In particular, I am thinking this eve of 2013 of the many, many people who by some stroke of bad luck are seen as “less worthy” of entitlements, like life.
I am thinking of the non-elder community. Not to discount the very real needs of people over 60, but after four years and 275 visits to consumers, I have to say: age really is just a number. I am saddened enormously that on a policy level, we still remain separate, we aging and disability folks. In many respects, I think our communities are farther apart than ever right now.
I have thought about this over and over as I have worked in my own mind without these sorts of biases. In spite of my efforts to look at people as people first, and categories second, I remain frustrated by the “eligibility” requirements of programs that help people.
A few words of advice:
Do not acquire any other chronic, progressive disease that hits in your 40s or 50s. It will derail your entire life and leave you bankrupt just when your teenage kids and middle-aged spouse need you to be in prime earning power. If you have to get sick like this, wait until you are 60 and can get help more easily.
If you have to have a developmental disability, do your family a favor and score low on your IQ test. Please. Otherwise, you will not qualify for the help you need, and will either exhaust your family or be left to figure out a sometimes cruel and confusing world on your own.
Do not have a mental illness. Just don’t. There is a reason that people who recover from mental illness call themselves survivors, and it has more to do with the “treatment” system than it does with the illness itself.

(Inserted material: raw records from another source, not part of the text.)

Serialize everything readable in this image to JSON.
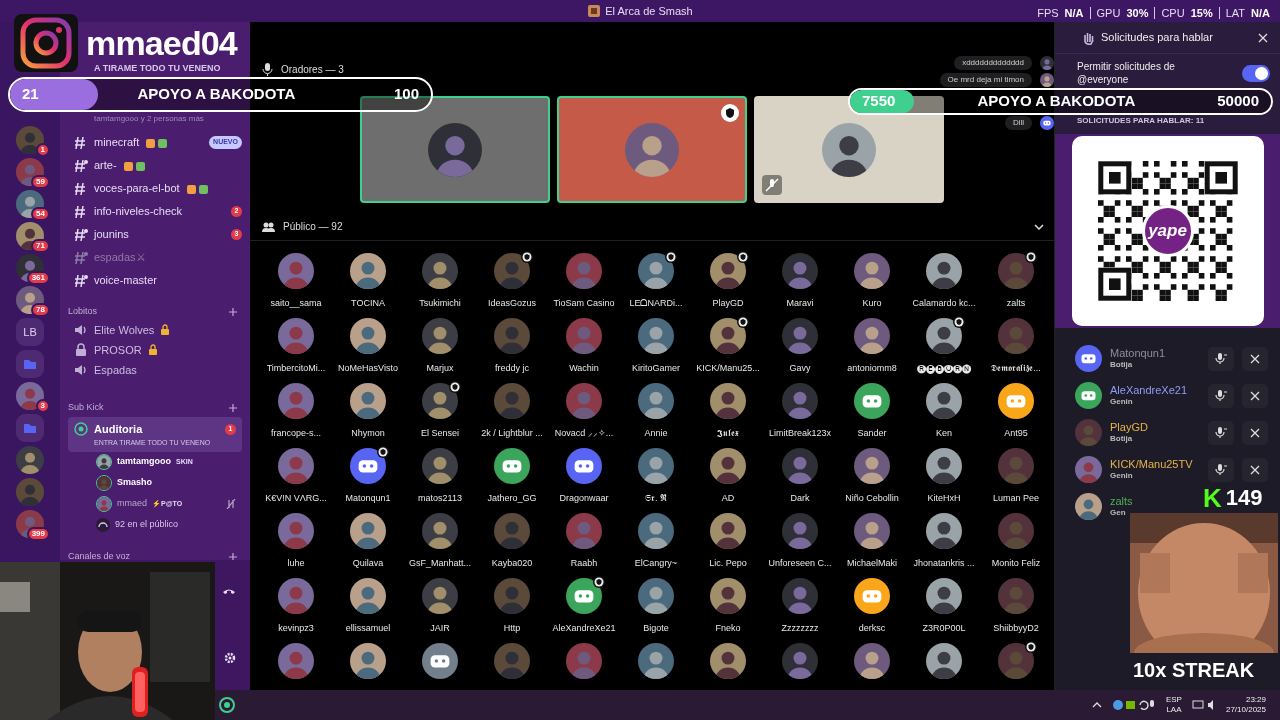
{
  "window": {
    "title": "El Arca de Smash"
  },
  "perf": [
    {
      "label": "FPS",
      "value": "N/A"
    },
    {
      "label": "GPU",
      "value": "30%"
    },
    {
      "label": "CPU",
      "value": "15%"
    },
    {
      "label": "LAT",
      "value": "N/A"
    }
  ],
  "servers": [
    {
      "kind": "picture",
      "badge": "1"
    },
    {
      "kind": "picture",
      "badge": "59"
    },
    {
      "kind": "picture",
      "badge": "54"
    },
    {
      "kind": "picture",
      "badge": "71"
    },
    {
      "kind": "picture",
      "badge": "361"
    },
    {
      "kind": "picture",
      "badge": "78"
    },
    {
      "kind": "initials",
      "text": "LB"
    },
    {
      "kind": "folder"
    },
    {
      "kind": "picture",
      "badge": "3"
    },
    {
      "kind": "folder"
    },
    {
      "kind": "picture"
    },
    {
      "kind": "picture"
    },
    {
      "kind": "picture",
      "badge": "399"
    }
  ],
  "channel_header": {
    "topic": "A TIRAME TODO TU VENENO",
    "listeners": "tamtamgooo y 2 personas más"
  },
  "channels": [
    {
      "name": "minecraft",
      "kind": "text",
      "muted": false,
      "tag": "NUEVO",
      "emoji": true
    },
    {
      "name": "arte-",
      "kind": "thread",
      "muted": false,
      "emoji": true
    },
    {
      "name": "voces-para-el-bot",
      "kind": "text",
      "muted": false,
      "emoji": true
    },
    {
      "name": "info-niveles-check",
      "kind": "text",
      "muted": false,
      "badge": "2"
    },
    {
      "name": "jounins",
      "kind": "thread",
      "muted": false,
      "badge": "3"
    },
    {
      "name": "espadas⚔",
      "kind": "thread",
      "muted": true
    },
    {
      "name": "voice-master",
      "kind": "thread",
      "muted": false
    }
  ],
  "categories": [
    {
      "name": "Lobitos",
      "channels": [
        {
          "name": "Elite Wolves",
          "kind": "voice",
          "locked": true
        },
        {
          "name": "PROSOR",
          "kind": "locked",
          "locked": true
        },
        {
          "name": "Espadas",
          "kind": "voice",
          "locked": false
        }
      ]
    },
    {
      "name": "Sub Kick",
      "channels": [
        {
          "name": "Auditoria",
          "kind": "stage",
          "locked": false,
          "badge": "1",
          "topic": "ENTRA TIRAME TODO TU VENENO",
          "members": [
            {
              "name": "tamtamgooo",
              "tag": "SKIN",
              "muted": false
            },
            {
              "name": "Smasho",
              "muted": false
            },
            {
              "name": "mmaed",
              "tag": "⚡P@TO",
              "muted": true
            }
          ],
          "audience": "92 en el público"
        }
      ]
    },
    {
      "name": "Canales de voz"
    }
  ],
  "stage": {
    "title": "Oradores — 3",
    "speakers": [
      {
        "color": "#6e6e6e",
        "speaking": true,
        "moderator": false,
        "muted": false
      },
      {
        "color": "#c65a48",
        "speaking": true,
        "moderator": true,
        "muted": false
      },
      {
        "color": "#d8d3c4",
        "speaking": false,
        "moderator": false,
        "muted": true
      }
    ]
  },
  "chat_bubbles": [
    {
      "text": "xddddddddddddd",
      "kind": "picture"
    },
    {
      "text": "Oe mrd deja mi timon",
      "kind": "picture"
    },
    {
      "text": "Dlll",
      "kind": "discord"
    }
  ],
  "audience": {
    "title": "Público — 92",
    "members": [
      {
        "name": "saito__sama",
        "kind": "picture",
        "badge": false
      },
      {
        "name": "TOCINA",
        "kind": "picture",
        "badge": false
      },
      {
        "name": "Tsukimichi",
        "kind": "picture",
        "badge": false
      },
      {
        "name": "IdeasGozus",
        "kind": "picture",
        "badge": true
      },
      {
        "name": "TioSam Casino",
        "kind": "picture",
        "badge": false
      },
      {
        "name": "LEᗝNARDi...",
        "kind": "picture",
        "badge": true
      },
      {
        "name": "PlayGD",
        "kind": "picture",
        "badge": true
      },
      {
        "name": "Maravi",
        "kind": "picture",
        "badge": false
      },
      {
        "name": "Kuro",
        "kind": "picture",
        "badge": false
      },
      {
        "name": "Calamardo kc...",
        "kind": "picture",
        "badge": false
      },
      {
        "name": "zalts",
        "kind": "picture",
        "badge": true
      },
      {
        "name": "TimbercitoMi...",
        "kind": "picture",
        "badge": false
      },
      {
        "name": "NoMeHasVisto",
        "kind": "picture",
        "badge": false
      },
      {
        "name": "Marjux",
        "kind": "picture",
        "badge": false
      },
      {
        "name": "freddy jc",
        "kind": "picture",
        "badge": false
      },
      {
        "name": "Wachin",
        "kind": "picture",
        "badge": false
      },
      {
        "name": "KiritoGamer",
        "kind": "picture",
        "badge": false
      },
      {
        "name": "KICK/Manu25...",
        "kind": "picture",
        "badge": true
      },
      {
        "name": "Gavy",
        "kind": "picture",
        "badge": false
      },
      {
        "name": "antoniomm8",
        "kind": "picture",
        "badge": false
      },
      {
        "name": "🅡🅔🅑🅞🅡🅝",
        "kind": "picture",
        "badge": true
      },
      {
        "name": "𝕯𝖊𝖒𝖔𝖗𝖆𝖑𝖎𝖟𝖊...",
        "kind": "picture",
        "badge": false
      },
      {
        "name": "francope-s...",
        "kind": "picture",
        "badge": false
      },
      {
        "name": "Nhymon",
        "kind": "picture",
        "badge": false
      },
      {
        "name": "El Sensei",
        "kind": "picture",
        "badge": true
      },
      {
        "name": "2k / Lightblur ...",
        "kind": "picture",
        "badge": false
      },
      {
        "name": "Novacd ⸝⸝✧...",
        "kind": "picture",
        "badge": false
      },
      {
        "name": "Annie",
        "kind": "picture",
        "badge": false
      },
      {
        "name": "𝕵𝖚𝖑𝖊𝖝",
        "kind": "picture",
        "badge": false
      },
      {
        "name": "LimitBreak123x",
        "kind": "picture",
        "badge": false
      },
      {
        "name": "Sander",
        "kind": "discord",
        "color": "#3ba55c",
        "badge": false
      },
      {
        "name": "Ken",
        "kind": "picture",
        "badge": false
      },
      {
        "name": "Ant95",
        "kind": "discord",
        "color": "#faa61a",
        "badge": false
      },
      {
        "name": "K€V!N VΛRG...",
        "kind": "picture",
        "badge": false
      },
      {
        "name": "Matonqun1",
        "kind": "discord",
        "color": "#5865f2",
        "badge": true
      },
      {
        "name": "matos2113",
        "kind": "picture",
        "badge": false
      },
      {
        "name": "Jathero_GG",
        "kind": "discord",
        "color": "#3ba55c",
        "badge": false
      },
      {
        "name": "Dragonwaar",
        "kind": "discord",
        "color": "#5865f2",
        "badge": false
      },
      {
        "name": "𝕾𝖗. 𝕽",
        "kind": "picture",
        "badge": false
      },
      {
        "name": "AD",
        "kind": "picture",
        "badge": false
      },
      {
        "name": "Dark",
        "kind": "picture",
        "badge": false
      },
      {
        "name": "Niño Cebollin",
        "kind": "picture",
        "badge": false
      },
      {
        "name": "KiteHxH",
        "kind": "picture",
        "badge": false
      },
      {
        "name": "Luman Pee",
        "kind": "picture",
        "badge": false
      },
      {
        "name": "luhe",
        "kind": "picture",
        "badge": false
      },
      {
        "name": "Quilava",
        "kind": "picture",
        "badge": false
      },
      {
        "name": "GsF_Manhatt...",
        "kind": "picture",
        "badge": false
      },
      {
        "name": "Kayba020",
        "kind": "picture",
        "badge": false
      },
      {
        "name": "Raabh",
        "kind": "picture",
        "badge": false
      },
      {
        "name": "ElCangry~",
        "kind": "picture",
        "badge": false
      },
      {
        "name": "Lic. Pepo",
        "kind": "picture",
        "badge": false
      },
      {
        "name": "Unforeseen C...",
        "kind": "picture",
        "badge": false
      },
      {
        "name": "MichaelMaki",
        "kind": "picture",
        "badge": false
      },
      {
        "name": "Jhonatankris ...",
        "kind": "picture",
        "badge": false
      },
      {
        "name": "Monito Feliz",
        "kind": "picture",
        "badge": false
      },
      {
        "name": "kevinpz3",
        "kind": "picture",
        "badge": false
      },
      {
        "name": "ellissamuel",
        "kind": "picture",
        "badge": false
      },
      {
        "name": "JAIR",
        "kind": "picture",
        "badge": false
      },
      {
        "name": "Http",
        "kind": "picture",
        "badge": false
      },
      {
        "name": "AleXandreXe21",
        "kind": "discord",
        "color": "#3ba55c",
        "badge": true
      },
      {
        "name": "Bigote",
        "kind": "picture",
        "badge": false
      },
      {
        "name": "Fneko",
        "kind": "picture",
        "badge": false
      },
      {
        "name": "Zzzzzzzz",
        "kind": "picture",
        "badge": false
      },
      {
        "name": "derksc",
        "kind": "discord",
        "color": "#faa61a",
        "badge": false
      },
      {
        "name": "Z3R0P00L",
        "kind": "picture",
        "badge": false
      },
      {
        "name": "ShiibbyyD2",
        "kind": "picture",
        "badge": false
      },
      {
        "kind": "picture",
        "badge": false
      },
      {
        "kind": "picture",
        "badge": false
      },
      {
        "kind": "discord",
        "color": "#747f8d",
        "badge": false
      },
      {
        "kind": "picture",
        "badge": false
      },
      {
        "kind": "picture",
        "badge": false
      },
      {
        "kind": "picture",
        "badge": false
      },
      {
        "kind": "picture",
        "badge": false
      },
      {
        "kind": "picture",
        "badge": false
      },
      {
        "kind": "picture",
        "badge": false
      },
      {
        "kind": "picture",
        "badge": false
      },
      {
        "kind": "picture",
        "badge": true
      }
    ]
  },
  "requests_panel": {
    "title": "Solicitudes para hablar",
    "toggle": {
      "label": "Permitir solicitudes de @everyone",
      "on": true
    },
    "count_label": "SOLICITUDES PARA HABLAR: 11",
    "qr_logo": "yape",
    "requests": [
      {
        "name": "Matonqun1",
        "role": "Botija",
        "color": "#8e8e99",
        "kind": "discord-blue"
      },
      {
        "name": "AleXandreXe21",
        "role": "Genin",
        "color": "#8f9cf5",
        "kind": "discord-green"
      },
      {
        "name": "PlayGD",
        "role": "Botija",
        "color": "#e6b34a",
        "kind": "picture"
      },
      {
        "name": "KICK/Manu25TV",
        "role": "Genin",
        "color": "#e6b34a",
        "kind": "picture"
      },
      {
        "name": "zalts",
        "role": "Gen",
        "color": "#4caf50",
        "kind": "picture"
      }
    ]
  },
  "overlays": {
    "instagram": {
      "handle": "mmaed04"
    },
    "goals": [
      {
        "current": "21",
        "title": "APOYO A BAKODOTA",
        "target": "100",
        "level": 0.21,
        "color": "#9b6ee0"
      },
      {
        "current": "7550",
        "title": "APOYO A BAKODOTA",
        "target": "50000",
        "level": 0.151,
        "color": "#3fcf8e"
      }
    ],
    "kick": {
      "logo": "K",
      "count": "149"
    },
    "streak": "10x STREAK"
  },
  "taskbar": {
    "language": "ESP",
    "layout": "LAA",
    "time": "23:29",
    "date": "27/10/2025"
  }
}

I know this all sounds quite cynical, and sadly enough, I could go on and on. It is difficult not to be pessimistic as we approach the many changes happening in the disability world right now. Over and over, we see younger people with disabilities all the more marginalized–and perhaps more tragically, fooled into thinking that they are truly included in the unified effort to streamline services and health care. I believed in these efforts, once, and want to think that understanding will still come.
But I see much more often that money changes hands behind closed doors, that those who do not understand the very human right of self-determination are left with the funds to reward those who are compliant, those who do not question, those who play nice…
I resolve to cause more trouble, to question more, to speak up, again. And again.
I resolve to tell these stories, to love more, to convince you to love more, too.